A particularly rich crop blossomed as the likes of Xavi and Andres Iniesta broke into the Barca midfield over the first decade of the millennium, and while they took time to mature, by the time Lionel Messi had broken into the first team, tiki-taka was ready to takeover the game.
“I’ve been lucky enough to be brought up on the Barcelona ethos, which has taught me the value of being part of a team. ‘Today for you, tomorrow for me.’ Those qualities are essential for life in general,” Xavi said over the mindset that pervaded the club as he came through the academy.
True tiki-taka is generally thought to have begun, therefore, when Pep Guardiola took over as Barcelona head coach in 2008.
Barcelona are the side that has most notably and most successfully employed tiki-taka at club level, incredibly going 317 competitive games without losing the possession battle between May 7, 2008 and September 21, 2013.
“People weren’t happy because they had slightly more possession than us,” Cesc Fabregas remembered. That’s why the club is so special, no-one plays quite like Barca.”
Blessed with an exceptional group of players that had come through their youth system and, therefore, had an intricate understanding of what the tactic involved. It led to a golden age for the club, which has seen them win seven Primera Division titles since the 2008-09 campaign, not to mention three Champions Leagues.
Only when Xavi left in 2015 did Barcelona start to drift away from their tiki-taka ideals, with Ernesto Valverde’s appointment as coach in the summer of 2017 signalling a more radical shift away from the move, with the Catalans starting to play in a more direct manner.
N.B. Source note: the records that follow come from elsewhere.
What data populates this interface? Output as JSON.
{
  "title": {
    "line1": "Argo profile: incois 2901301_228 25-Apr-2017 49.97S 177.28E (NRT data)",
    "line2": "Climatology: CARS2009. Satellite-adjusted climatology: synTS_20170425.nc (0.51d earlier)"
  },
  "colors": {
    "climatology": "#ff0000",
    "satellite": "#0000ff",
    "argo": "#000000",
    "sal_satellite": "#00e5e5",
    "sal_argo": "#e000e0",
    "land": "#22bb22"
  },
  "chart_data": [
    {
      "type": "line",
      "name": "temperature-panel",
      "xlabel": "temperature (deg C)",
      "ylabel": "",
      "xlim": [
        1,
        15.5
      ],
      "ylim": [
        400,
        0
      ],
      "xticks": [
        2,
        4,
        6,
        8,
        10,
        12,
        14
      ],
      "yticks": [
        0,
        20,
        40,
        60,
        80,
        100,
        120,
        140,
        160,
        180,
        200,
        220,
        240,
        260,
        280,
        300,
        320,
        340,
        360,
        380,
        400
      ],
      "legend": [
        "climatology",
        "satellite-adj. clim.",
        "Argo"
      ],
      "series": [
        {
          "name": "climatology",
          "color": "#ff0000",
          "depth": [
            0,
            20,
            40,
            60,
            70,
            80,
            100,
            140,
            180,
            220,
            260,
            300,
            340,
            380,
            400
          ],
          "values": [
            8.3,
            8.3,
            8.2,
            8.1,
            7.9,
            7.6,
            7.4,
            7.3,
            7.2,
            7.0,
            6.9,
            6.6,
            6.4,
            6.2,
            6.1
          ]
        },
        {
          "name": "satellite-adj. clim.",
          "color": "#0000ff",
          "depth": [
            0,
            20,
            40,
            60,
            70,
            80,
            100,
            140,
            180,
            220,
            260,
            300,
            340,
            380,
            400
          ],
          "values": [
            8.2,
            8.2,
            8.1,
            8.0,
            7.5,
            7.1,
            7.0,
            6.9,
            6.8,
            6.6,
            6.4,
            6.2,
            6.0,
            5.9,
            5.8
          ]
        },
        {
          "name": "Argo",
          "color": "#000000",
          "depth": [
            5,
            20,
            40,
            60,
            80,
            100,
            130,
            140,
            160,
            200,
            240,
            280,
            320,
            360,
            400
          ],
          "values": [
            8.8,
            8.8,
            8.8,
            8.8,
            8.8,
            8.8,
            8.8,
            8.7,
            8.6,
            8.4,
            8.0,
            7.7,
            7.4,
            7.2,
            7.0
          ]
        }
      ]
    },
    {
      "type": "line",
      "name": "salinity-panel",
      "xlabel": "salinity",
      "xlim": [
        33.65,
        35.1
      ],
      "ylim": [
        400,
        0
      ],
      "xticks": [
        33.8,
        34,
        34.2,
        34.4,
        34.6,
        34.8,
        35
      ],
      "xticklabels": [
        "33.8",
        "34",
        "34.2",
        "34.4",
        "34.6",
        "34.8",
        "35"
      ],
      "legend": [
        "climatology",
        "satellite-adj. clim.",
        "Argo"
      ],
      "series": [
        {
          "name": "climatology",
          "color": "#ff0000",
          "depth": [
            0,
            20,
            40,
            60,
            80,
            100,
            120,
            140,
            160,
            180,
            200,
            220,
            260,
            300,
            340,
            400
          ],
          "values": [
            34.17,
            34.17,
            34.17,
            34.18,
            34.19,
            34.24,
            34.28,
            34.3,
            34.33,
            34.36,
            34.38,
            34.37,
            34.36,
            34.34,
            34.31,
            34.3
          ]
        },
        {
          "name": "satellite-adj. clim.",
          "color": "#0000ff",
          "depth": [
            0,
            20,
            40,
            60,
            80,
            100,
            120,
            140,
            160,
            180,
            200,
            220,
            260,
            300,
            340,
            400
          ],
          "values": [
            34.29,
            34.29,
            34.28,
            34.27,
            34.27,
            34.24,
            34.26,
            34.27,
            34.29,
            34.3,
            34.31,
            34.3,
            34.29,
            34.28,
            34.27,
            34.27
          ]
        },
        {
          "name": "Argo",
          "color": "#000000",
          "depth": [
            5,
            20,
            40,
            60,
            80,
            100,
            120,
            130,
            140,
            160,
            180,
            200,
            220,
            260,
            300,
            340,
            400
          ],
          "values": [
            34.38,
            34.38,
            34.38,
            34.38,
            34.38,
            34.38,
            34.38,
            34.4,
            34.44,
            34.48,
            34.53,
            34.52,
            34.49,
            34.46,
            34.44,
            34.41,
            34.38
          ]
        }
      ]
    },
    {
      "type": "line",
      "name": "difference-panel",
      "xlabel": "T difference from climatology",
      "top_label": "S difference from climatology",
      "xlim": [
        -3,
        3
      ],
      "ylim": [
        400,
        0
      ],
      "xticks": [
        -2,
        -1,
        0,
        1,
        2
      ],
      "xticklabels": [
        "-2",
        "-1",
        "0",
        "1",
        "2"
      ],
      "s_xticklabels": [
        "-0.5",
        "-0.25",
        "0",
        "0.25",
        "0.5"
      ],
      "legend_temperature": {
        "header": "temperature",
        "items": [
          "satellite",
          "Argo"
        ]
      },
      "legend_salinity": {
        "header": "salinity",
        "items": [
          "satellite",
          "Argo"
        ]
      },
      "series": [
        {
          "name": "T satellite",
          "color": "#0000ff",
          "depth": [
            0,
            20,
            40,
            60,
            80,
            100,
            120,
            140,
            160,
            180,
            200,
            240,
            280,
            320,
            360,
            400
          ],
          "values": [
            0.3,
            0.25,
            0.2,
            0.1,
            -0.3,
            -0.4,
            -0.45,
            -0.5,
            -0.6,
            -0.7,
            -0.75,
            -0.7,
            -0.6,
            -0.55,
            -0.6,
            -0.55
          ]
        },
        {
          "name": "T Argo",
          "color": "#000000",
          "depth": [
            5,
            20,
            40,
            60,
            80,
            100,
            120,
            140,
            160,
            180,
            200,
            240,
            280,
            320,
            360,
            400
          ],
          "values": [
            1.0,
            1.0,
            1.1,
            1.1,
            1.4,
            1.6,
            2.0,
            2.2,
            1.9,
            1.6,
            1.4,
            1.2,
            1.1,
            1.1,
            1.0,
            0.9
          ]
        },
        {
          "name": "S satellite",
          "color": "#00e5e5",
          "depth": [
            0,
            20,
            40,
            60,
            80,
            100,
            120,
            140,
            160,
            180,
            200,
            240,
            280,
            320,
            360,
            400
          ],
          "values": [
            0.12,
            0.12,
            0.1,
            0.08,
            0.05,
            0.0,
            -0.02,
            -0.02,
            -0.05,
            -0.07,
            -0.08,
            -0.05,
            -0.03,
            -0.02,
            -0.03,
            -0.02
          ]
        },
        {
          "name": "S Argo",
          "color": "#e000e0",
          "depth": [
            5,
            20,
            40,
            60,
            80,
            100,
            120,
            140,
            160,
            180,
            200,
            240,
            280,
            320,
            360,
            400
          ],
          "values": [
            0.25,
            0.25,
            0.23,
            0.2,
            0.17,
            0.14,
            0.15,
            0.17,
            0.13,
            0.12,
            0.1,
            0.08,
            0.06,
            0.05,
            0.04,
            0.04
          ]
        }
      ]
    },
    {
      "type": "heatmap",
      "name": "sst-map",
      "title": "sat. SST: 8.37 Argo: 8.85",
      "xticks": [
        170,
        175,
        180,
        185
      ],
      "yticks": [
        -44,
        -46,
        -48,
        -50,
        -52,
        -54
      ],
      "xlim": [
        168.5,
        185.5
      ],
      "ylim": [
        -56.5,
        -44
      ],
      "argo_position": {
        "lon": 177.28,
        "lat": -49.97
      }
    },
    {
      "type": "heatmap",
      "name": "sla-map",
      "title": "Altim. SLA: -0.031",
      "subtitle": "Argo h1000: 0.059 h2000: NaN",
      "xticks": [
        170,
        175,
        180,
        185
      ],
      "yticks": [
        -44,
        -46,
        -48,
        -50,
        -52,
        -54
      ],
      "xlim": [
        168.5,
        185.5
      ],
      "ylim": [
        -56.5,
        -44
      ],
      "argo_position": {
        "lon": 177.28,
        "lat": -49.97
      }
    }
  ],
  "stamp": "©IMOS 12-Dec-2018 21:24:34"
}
On the international scene, Spain profited from the same group of exceptional midfielders to further help the country become synonymous with the idea.
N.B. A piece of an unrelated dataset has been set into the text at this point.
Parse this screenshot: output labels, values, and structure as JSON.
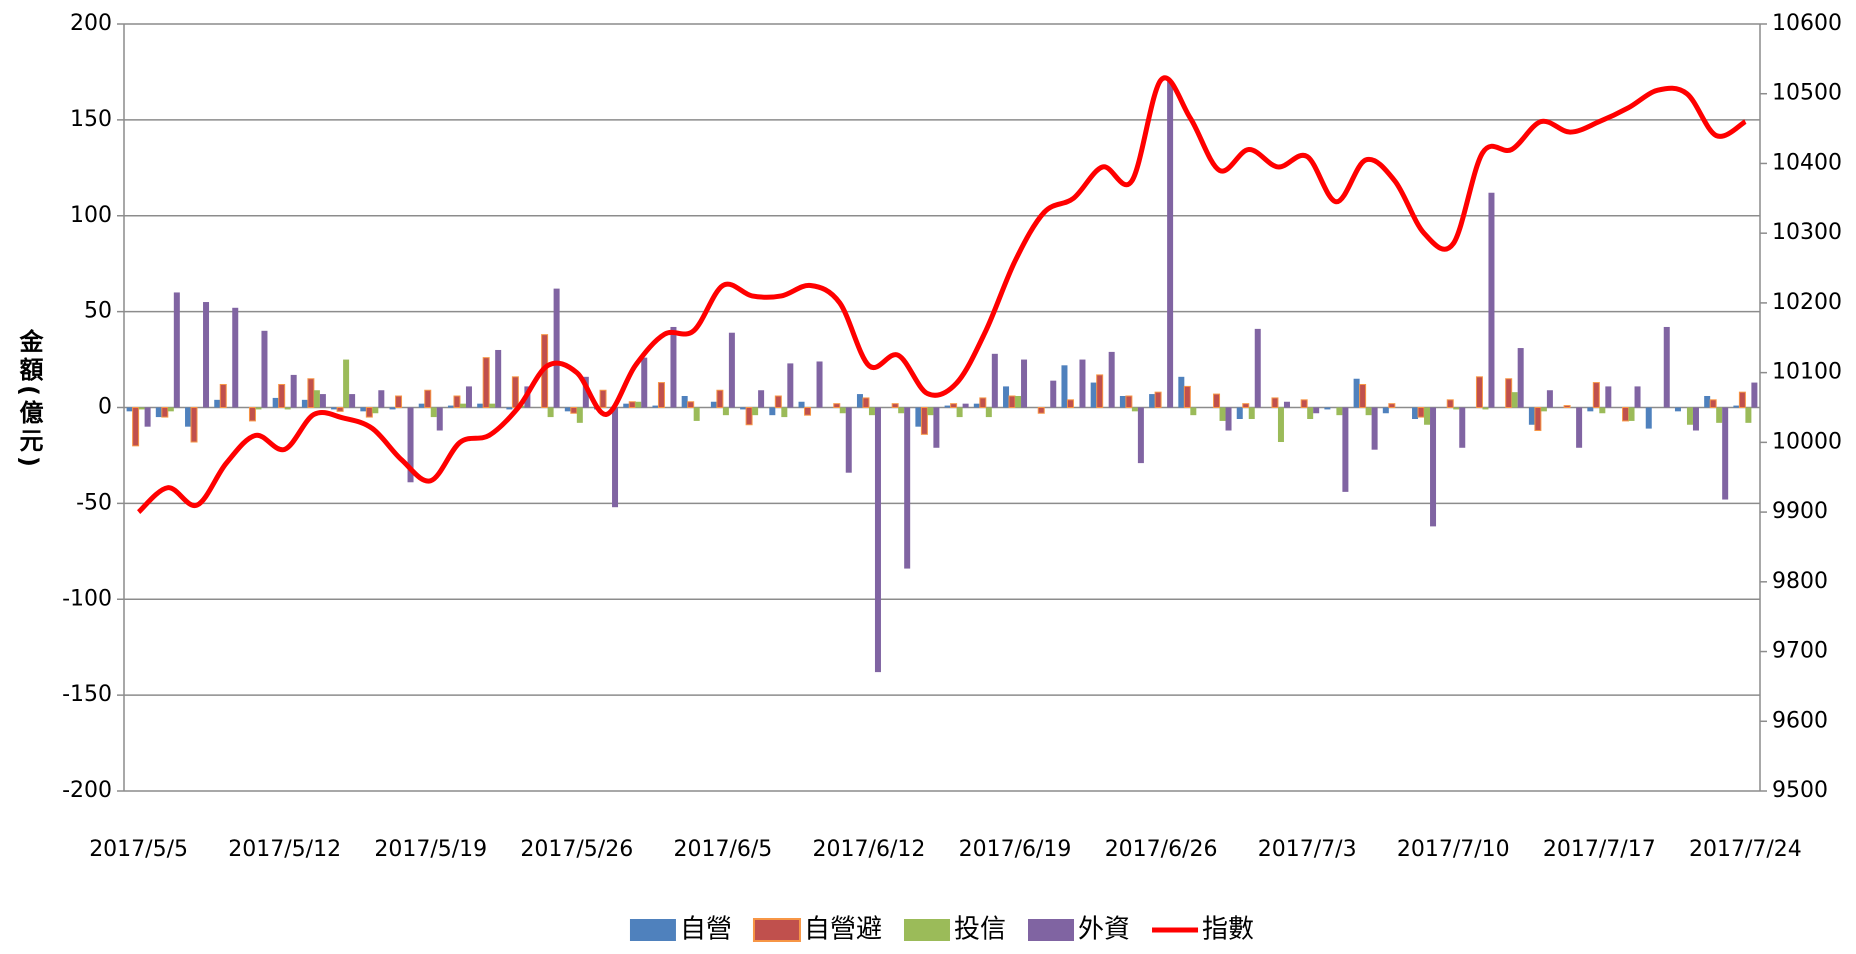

Such were the volume of excellent technical players available to La Roja, they came to dominate world football, winning the European Championships in 2008 and 2012, and the World Cup in 2010. It was their Barcelona-based heart, though, that made it possible.
“Barca won the World Cup, it’s just that they were wearing the wrong shirt,” erstwhile club president Joan Laporta declared after La Roja’s success in South Africa.
When tiki-taka went wrong, though, it could become boring and monotonous; possession simply for the sake of having the ball.
“Spain’s football is like love without the sex, it lacks a bit of spice,” former France international Bixente Lizarazu once quipped as the verve once associated with the great team faded.
But even Barca have been criticised for their style, notably by Liverpool boss Jurgen Klopp, who famously enjoys rock and roll football.
Speaking 2013, when still in charge of Borussia Dortmund, he said: “If Barcelona were the team I first saw playing as a four-year-old – the serenity of football they have, winning 5- or 6-0, I would have played tennis. It’s not my sport. I don’t like winning with 80% possession. Sorry, it’s not enough for me.”
There are no longer teams that play with the same imperative upon possession as Barcelona did at their peak.
Although the broad ideas of their tiki-taka ideals are retained, they are far more direct in their approach under Valverde than they were in the Guardila, Tito Vilanova, Tata Martino or Luis Enrique.
In part, this has been prompted by the departures of Xavi and Iniesta, the fulcrums of the system.
Equally, Guardiola’s ideals have altered over the years. His style remains based around possession, fluidity and high pressing, but he has become more pragmatic and more direct.
The age of pure tiki-taka, it seems, is over.